Ketakutannya semakin bertambah saat mobilnya mulai memasuki area jalan tol yang membentang kedepan tepat dibawah jembatan, yang membuat suasana gelap begitu menyeramkan disana. Jalanan tersebut lebih sepi dibandingkan jalanan sebelumnya hal itu semakin membuat penguntit berani menabrakkan mobilnya beberapa kali hingga membuat sang supir sedikit kehilangan kendali.

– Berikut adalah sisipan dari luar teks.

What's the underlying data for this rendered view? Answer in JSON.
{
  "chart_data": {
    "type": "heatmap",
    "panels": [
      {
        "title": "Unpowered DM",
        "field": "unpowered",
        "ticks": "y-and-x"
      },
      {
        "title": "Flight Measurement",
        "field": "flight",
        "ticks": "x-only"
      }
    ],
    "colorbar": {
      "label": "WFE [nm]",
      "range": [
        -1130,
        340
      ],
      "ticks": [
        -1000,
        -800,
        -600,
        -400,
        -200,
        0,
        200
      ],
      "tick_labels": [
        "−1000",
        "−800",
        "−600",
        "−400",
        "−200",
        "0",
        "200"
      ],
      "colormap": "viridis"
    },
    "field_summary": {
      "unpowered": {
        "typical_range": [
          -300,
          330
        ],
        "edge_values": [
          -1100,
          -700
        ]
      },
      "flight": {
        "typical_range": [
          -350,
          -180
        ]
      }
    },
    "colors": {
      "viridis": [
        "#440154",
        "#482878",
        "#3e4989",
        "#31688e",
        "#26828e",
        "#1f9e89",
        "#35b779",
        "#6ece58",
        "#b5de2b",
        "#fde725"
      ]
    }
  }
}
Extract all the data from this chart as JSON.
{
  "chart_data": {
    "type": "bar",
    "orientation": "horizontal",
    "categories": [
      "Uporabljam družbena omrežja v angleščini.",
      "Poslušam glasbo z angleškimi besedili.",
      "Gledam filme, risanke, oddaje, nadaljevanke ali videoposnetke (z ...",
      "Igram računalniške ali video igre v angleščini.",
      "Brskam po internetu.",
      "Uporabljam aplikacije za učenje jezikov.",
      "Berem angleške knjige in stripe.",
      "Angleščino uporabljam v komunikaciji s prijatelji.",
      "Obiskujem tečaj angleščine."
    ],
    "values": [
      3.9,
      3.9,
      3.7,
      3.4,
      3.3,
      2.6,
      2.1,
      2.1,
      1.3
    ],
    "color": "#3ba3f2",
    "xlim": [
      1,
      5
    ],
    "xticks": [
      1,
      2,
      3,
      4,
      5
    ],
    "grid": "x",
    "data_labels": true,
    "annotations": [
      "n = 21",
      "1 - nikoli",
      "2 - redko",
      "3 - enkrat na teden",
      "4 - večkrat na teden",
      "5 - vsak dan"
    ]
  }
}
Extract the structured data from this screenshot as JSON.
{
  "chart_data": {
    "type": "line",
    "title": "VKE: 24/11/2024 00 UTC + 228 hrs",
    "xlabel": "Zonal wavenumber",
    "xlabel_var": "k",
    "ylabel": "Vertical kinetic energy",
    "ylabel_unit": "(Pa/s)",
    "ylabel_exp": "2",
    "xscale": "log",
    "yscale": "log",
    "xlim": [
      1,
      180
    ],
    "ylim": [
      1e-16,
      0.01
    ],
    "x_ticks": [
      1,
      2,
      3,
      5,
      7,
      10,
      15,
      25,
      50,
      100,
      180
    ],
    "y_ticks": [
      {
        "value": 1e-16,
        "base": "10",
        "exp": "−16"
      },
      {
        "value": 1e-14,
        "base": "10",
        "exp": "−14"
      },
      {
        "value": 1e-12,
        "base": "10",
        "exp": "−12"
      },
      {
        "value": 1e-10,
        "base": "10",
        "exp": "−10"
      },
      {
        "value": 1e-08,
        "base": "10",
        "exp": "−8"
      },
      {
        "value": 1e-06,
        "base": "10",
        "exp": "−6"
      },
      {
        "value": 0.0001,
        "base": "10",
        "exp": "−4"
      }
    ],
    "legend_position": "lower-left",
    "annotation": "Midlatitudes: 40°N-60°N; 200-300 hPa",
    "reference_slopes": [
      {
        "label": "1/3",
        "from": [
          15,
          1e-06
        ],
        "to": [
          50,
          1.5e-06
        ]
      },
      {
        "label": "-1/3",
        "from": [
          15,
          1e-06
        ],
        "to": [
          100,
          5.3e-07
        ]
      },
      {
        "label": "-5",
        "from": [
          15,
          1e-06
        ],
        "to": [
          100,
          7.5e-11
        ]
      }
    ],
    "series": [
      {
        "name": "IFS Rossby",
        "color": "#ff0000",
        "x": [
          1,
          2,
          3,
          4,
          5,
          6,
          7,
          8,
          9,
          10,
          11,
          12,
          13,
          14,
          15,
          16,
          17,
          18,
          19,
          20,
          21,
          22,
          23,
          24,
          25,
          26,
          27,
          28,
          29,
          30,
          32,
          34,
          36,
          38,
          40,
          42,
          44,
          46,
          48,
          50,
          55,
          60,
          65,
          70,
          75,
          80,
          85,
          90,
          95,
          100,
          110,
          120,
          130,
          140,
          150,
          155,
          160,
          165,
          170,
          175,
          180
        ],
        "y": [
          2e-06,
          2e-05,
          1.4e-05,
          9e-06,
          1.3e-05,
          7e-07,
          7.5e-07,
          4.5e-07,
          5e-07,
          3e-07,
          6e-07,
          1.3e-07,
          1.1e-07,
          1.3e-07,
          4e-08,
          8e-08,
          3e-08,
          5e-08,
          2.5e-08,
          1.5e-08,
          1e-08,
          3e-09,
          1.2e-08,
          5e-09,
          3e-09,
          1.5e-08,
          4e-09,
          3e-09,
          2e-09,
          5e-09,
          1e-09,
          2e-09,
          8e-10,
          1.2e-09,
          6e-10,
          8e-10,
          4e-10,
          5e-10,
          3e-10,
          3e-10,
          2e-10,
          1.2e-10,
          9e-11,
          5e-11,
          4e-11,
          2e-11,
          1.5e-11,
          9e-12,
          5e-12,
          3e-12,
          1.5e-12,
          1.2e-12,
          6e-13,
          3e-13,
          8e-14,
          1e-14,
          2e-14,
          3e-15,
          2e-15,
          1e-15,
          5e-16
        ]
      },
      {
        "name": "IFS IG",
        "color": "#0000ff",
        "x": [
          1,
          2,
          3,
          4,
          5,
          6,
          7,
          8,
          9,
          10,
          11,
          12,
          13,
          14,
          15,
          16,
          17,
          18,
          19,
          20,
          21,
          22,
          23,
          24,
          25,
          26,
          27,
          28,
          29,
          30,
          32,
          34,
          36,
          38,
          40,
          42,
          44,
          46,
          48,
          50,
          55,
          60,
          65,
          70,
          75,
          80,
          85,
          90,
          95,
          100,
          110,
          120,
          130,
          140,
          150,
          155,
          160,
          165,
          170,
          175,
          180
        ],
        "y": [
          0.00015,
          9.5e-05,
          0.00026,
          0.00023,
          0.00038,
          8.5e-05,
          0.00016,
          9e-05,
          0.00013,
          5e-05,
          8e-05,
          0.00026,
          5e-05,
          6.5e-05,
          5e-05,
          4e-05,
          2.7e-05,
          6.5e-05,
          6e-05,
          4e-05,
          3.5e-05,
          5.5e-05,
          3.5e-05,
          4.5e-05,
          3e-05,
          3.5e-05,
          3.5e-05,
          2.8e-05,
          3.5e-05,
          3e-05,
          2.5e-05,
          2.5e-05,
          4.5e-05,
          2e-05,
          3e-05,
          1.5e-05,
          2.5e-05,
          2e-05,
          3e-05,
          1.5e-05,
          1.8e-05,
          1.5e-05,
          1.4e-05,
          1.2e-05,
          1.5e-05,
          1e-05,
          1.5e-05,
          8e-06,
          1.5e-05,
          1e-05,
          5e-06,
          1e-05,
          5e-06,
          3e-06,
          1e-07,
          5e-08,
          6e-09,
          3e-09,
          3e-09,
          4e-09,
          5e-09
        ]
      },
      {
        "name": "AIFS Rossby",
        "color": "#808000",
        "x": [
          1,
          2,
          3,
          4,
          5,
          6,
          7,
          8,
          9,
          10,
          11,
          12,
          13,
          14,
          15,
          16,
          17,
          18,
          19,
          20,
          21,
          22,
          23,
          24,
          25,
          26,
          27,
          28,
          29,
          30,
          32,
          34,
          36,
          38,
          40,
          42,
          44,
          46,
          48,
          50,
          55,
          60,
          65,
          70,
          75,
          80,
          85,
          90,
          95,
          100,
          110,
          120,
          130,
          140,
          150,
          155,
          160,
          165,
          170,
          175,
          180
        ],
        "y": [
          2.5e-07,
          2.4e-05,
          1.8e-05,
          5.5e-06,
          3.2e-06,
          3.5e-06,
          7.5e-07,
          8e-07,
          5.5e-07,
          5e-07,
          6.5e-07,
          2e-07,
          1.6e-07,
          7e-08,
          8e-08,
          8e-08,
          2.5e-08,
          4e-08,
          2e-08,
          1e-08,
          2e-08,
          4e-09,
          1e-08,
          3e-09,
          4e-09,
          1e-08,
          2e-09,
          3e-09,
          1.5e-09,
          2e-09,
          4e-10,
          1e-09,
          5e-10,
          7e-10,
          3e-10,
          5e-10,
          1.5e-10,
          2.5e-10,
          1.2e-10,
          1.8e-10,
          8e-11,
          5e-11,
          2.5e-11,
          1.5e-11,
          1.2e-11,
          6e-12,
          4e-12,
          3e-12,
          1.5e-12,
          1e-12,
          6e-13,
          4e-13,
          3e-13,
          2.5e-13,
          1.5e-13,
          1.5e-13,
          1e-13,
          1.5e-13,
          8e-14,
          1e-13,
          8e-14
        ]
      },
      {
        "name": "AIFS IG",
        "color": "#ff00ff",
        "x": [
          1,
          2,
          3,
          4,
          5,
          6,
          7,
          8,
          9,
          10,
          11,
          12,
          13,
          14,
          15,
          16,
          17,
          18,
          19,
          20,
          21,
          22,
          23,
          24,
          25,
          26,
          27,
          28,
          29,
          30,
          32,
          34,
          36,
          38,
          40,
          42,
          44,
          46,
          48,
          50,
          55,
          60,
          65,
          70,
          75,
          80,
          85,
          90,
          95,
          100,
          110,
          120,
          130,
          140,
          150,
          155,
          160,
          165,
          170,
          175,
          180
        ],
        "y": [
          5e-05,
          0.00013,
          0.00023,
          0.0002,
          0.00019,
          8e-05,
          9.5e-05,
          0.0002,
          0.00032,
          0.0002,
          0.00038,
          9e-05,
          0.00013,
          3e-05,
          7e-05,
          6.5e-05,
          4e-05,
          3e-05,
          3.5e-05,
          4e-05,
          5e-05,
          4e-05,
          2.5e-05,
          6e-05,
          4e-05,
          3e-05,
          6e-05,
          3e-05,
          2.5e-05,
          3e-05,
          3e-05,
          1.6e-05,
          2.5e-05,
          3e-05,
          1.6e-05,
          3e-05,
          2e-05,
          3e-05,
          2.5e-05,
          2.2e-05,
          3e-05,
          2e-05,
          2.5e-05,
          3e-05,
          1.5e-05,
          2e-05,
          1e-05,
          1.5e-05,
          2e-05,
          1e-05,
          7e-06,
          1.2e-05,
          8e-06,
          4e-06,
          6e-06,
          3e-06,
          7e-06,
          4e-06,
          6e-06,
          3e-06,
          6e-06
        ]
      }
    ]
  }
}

"Pak, Lucien tidak bisa dihubungi!" seru Liliana sangat panik.
Pasalnya bunyi peluru yang ditembakkan beberapa kali itu terdengar begitu keras, banyaknya dari mereka telah mengenai bagian mobil. Jantungnya tidak berhenti berdetak, keringatnya pun ikut mengalir di pelipisnya.
"Tidak apa apa non! Didepan sana ada jalanan yang sampingnya ada semak semak belukar yang cukup lebat, saya akan memancing mereka kesana. Nanti jika sudah sampai ditempat itu nona bisa langsung melompat ke semak-semak dan lari menjauh, bersama saya saat ini tidak aman nona!" jelas sang supir.
Kekhawatiran gadis itu kian menyesakkan dadanya, napasnya terasa tercekat didalam. Ia kesulitan fokus disaat seperti ini.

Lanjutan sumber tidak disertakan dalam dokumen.